Aug 06, 2012 10:38
Человек непроницаем? Или лучше так: Человек непроницаем. Перегородки, экраны, стены, закон о частной жизни. Человек хочет непроницаемости. Самое мощное соглашение - о личной непроницаемости: я не познаю тебя, а ты, уж будь добр, не познавай меня. Пакт о непроницаемости, дистанция вытянутой руки, соприкосновение лишь поверхностями - на одну йоктосекунду, не дольше.
При просмотре фильма Маркуса Шляйнцера всё время всплывает воспоминание о каком-то давнишнем психологическом опыте, нечто вроде иллюстрации кулешовского эффекта: двум группам людей давали одинаковые фотографии человека с невыразительной, незапоминающейся, почти стёртой внешностью. Одной группе говорили, что это - выдающийся математик, а другой, что серийный убийца. Затем подопытных просили написать всё, что они думают об этом человеке. Первая группа писала о проницательных глазах, одухотворённом лбе, мягком подбородке гения; вторая - о нависших бровях, глазах-буравчиках и скошенном лбе вырожденца-имбецила. Кулешов может быть спокоен: монтаж работает.
Лицо Михаэля - непроницаемая поверхность. Здесь не будет психологических опытов, так как Шляйнцер не забавляется тем, что подбрасывает зрителю своё, единственно верное мнение. До просмотра фильма - и это чрезвычайно важно! - нельзя читать никакой критики. Мельчайшее знание о фильме или основное знание о его персонаже разрушает зрительскую возможность накопить в себе версии понимания Маихаэля - версии его возможной сущности. Его сущность придётся собирать по крупицам фильмического.
Маркус Шляйнцер снял выверенный до миллиметра фильм - то, что должно открыться, откроется в свой черёд. Однако зритель должен быть особенно внимателен - фильм требует предельного внимания, потому что эта работа состоит только из значащих эпизодов, всё остальное время между ними вырезано и выброшено (теоретически Шляйнцер делает то, о чём мечтал Тарковский, снимая «Зеркало», хотя на практике - ничего похожего). Из-за этого фильм становится пунктиром, а история в нём максимально эллиптична - зрителю следует обращать внимание на окружающее: вот деревья стоят с жёлтыми листьями, а в следующем кадре уже идёт снег.
Почему не работает вышеупомянутый опыт? Потому что человек на фото не математик и не серийный убийца - он и математик, и серийный убийца. Менеджер среднего звена, идущий на повышение, или насильник ребёнка? И - и.

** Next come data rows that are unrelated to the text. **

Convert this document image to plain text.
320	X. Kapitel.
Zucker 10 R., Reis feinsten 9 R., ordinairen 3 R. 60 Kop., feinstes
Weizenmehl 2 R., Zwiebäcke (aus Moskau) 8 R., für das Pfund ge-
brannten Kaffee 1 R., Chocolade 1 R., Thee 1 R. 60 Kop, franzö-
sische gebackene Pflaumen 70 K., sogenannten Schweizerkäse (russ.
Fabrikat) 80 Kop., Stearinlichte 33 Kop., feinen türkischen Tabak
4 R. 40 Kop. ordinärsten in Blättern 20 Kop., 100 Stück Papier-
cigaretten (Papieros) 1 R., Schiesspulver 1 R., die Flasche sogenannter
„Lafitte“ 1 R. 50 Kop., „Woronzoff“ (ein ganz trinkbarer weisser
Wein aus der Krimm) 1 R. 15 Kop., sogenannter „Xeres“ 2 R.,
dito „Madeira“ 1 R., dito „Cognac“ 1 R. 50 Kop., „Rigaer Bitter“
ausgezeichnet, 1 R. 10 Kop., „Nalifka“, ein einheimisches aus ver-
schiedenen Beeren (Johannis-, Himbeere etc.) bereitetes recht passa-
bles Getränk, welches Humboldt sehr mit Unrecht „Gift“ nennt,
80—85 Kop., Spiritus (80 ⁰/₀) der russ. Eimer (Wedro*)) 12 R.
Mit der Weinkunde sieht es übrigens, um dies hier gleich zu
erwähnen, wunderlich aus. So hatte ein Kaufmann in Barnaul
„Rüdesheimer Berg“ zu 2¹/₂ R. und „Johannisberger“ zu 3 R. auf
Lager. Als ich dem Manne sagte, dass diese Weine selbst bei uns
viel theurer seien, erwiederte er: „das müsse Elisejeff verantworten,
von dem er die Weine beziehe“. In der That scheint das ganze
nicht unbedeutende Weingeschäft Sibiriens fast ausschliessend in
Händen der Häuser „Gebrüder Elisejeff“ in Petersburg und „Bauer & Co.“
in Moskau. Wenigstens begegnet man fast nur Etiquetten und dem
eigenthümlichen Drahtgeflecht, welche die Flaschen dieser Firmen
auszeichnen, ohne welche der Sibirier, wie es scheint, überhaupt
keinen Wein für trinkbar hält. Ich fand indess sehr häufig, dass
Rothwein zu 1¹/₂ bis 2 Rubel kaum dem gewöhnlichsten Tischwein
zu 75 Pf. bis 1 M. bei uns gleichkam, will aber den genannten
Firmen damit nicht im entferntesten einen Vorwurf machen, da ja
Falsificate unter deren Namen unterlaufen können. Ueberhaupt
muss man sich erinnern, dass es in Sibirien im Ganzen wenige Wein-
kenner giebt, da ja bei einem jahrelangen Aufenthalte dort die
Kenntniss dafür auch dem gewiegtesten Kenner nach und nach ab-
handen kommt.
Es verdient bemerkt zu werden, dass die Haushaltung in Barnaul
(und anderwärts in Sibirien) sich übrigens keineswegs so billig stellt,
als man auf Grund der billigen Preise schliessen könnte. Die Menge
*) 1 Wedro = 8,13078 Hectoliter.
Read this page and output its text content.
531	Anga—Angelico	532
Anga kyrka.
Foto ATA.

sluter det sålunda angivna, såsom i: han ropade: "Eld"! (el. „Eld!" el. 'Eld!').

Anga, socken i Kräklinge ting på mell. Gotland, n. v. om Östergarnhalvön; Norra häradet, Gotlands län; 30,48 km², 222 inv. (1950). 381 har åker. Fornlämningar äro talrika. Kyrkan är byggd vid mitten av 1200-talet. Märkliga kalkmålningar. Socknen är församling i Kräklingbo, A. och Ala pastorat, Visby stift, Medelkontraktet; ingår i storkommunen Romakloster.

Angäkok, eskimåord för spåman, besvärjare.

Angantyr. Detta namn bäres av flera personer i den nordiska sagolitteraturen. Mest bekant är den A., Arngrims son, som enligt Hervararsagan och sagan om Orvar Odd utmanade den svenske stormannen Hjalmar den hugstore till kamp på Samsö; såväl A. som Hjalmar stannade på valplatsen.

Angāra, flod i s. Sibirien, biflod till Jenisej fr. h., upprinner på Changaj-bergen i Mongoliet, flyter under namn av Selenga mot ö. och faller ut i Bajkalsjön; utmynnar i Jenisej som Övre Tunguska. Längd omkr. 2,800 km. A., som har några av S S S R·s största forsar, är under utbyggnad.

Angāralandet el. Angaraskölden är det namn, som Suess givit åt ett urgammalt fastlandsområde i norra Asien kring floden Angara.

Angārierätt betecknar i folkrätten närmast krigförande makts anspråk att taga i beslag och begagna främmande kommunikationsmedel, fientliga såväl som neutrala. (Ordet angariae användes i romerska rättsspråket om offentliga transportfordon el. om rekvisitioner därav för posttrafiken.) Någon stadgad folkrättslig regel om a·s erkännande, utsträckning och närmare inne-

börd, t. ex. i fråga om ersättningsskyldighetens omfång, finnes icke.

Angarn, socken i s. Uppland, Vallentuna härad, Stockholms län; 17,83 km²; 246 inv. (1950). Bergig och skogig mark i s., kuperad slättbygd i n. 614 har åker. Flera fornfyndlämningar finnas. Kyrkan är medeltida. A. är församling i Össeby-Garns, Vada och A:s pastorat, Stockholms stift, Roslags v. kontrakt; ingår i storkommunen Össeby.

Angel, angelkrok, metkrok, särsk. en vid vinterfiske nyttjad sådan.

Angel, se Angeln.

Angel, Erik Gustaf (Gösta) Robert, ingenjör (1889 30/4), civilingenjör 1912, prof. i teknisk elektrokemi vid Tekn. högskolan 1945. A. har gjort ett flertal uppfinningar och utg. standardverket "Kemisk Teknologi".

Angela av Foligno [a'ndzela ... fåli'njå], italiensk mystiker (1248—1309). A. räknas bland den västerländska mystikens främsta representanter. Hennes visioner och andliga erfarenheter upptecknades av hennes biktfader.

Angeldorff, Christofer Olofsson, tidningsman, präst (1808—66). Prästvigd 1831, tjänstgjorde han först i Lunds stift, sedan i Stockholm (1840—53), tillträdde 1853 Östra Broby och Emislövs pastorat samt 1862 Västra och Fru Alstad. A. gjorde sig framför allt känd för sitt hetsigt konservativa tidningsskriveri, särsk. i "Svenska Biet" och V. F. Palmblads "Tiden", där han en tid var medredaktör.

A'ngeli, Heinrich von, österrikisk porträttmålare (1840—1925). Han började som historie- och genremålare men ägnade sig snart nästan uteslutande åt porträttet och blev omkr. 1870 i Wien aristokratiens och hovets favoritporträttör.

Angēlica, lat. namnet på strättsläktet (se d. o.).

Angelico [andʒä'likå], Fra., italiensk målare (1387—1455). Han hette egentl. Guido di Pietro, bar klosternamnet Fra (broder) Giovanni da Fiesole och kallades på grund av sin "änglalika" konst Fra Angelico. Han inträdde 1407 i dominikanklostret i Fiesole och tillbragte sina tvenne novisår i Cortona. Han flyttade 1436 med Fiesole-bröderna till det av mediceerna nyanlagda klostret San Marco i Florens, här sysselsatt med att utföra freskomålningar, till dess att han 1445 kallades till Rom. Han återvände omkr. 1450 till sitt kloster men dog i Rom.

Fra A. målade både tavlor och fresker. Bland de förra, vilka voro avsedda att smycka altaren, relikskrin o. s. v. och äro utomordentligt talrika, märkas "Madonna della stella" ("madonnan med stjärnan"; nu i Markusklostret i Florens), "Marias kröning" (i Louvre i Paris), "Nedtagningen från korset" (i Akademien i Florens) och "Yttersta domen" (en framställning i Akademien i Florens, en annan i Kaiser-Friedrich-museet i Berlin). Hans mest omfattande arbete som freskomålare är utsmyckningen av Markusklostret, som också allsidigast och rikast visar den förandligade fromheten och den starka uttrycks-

Для меня важно то, что вот этот пакт о личной непроницаемости - это продукт эпохи позднего капитализма. Причём, капитализм понял, что сверхприбыли возможны лишь тогда, когда рабочий становится рабом (см. Наоми Кляйн). Нужны «говорящие орудия труда» - а лучше молчащие. Поздний рабокапитализм отказывает рабу даже в речи. А мальчик Вольфганг для Михаэля - именно раб, причём Михаэль относится к нему совершенно бесчеловечно.
Когда мальчик заболевает, то Михаэль готовится - роет могилу. Подыскивает «замену» на автостоянке. Вольфганг - игрушка, которой хватит на всё лето (привет Брайяну Олдиссу и Стивену Спилбергу), секс-андроид, которого нужно всего лишь похоронить, когда тот сломается. Это какой-то чудовищный сверхнацизм, а, може быть, нацизм, выстроенный не на концепции расы, а только лишь на собственном желании. Эгонацизм, показанный совершенно холодно.
В этой холодности развёртывания повествования - точность расчёта, что зритель не создаст себе, даже начитавшись критики, предубеждённого образа Михаэля. У меня, например, не возникло никаких «жарких» чувств, то есть ненависти или злобы к этому персонажу. Это залог познания фильма не чувственно, а интеллектуально. Зритель должен понять. То есть, чувствовать никто не запрещает, но бóльшую часть смысла нужно продумать. Именно поэтому Михаэль - бледный, вываренный в щёлочи, немногословный. Он лишь один раз вспыхнет злобой, избив ёлку лыжной палкой.
Михаэль - примерный обыватель эпохи рабокапитализма. Отработал положенное количество человеко-часов, приехал домой, с удовольствием задраил окна стальными жалюзи, посетил комнатку в подвале, поужинал, лёг спать. Все физические потребности удовлетворены. Чего ещё желать?
Концовка потрясающа и вызывающе неоднозначна. Я всё же склоняюсь к тому, что подвальная комната Михаэля так и останется запертой. Если уж был непроницаемым, так будь им до конца. Да, и ещё. Нужно сохранить образ внимательного сына, любящего брата и отличного работника.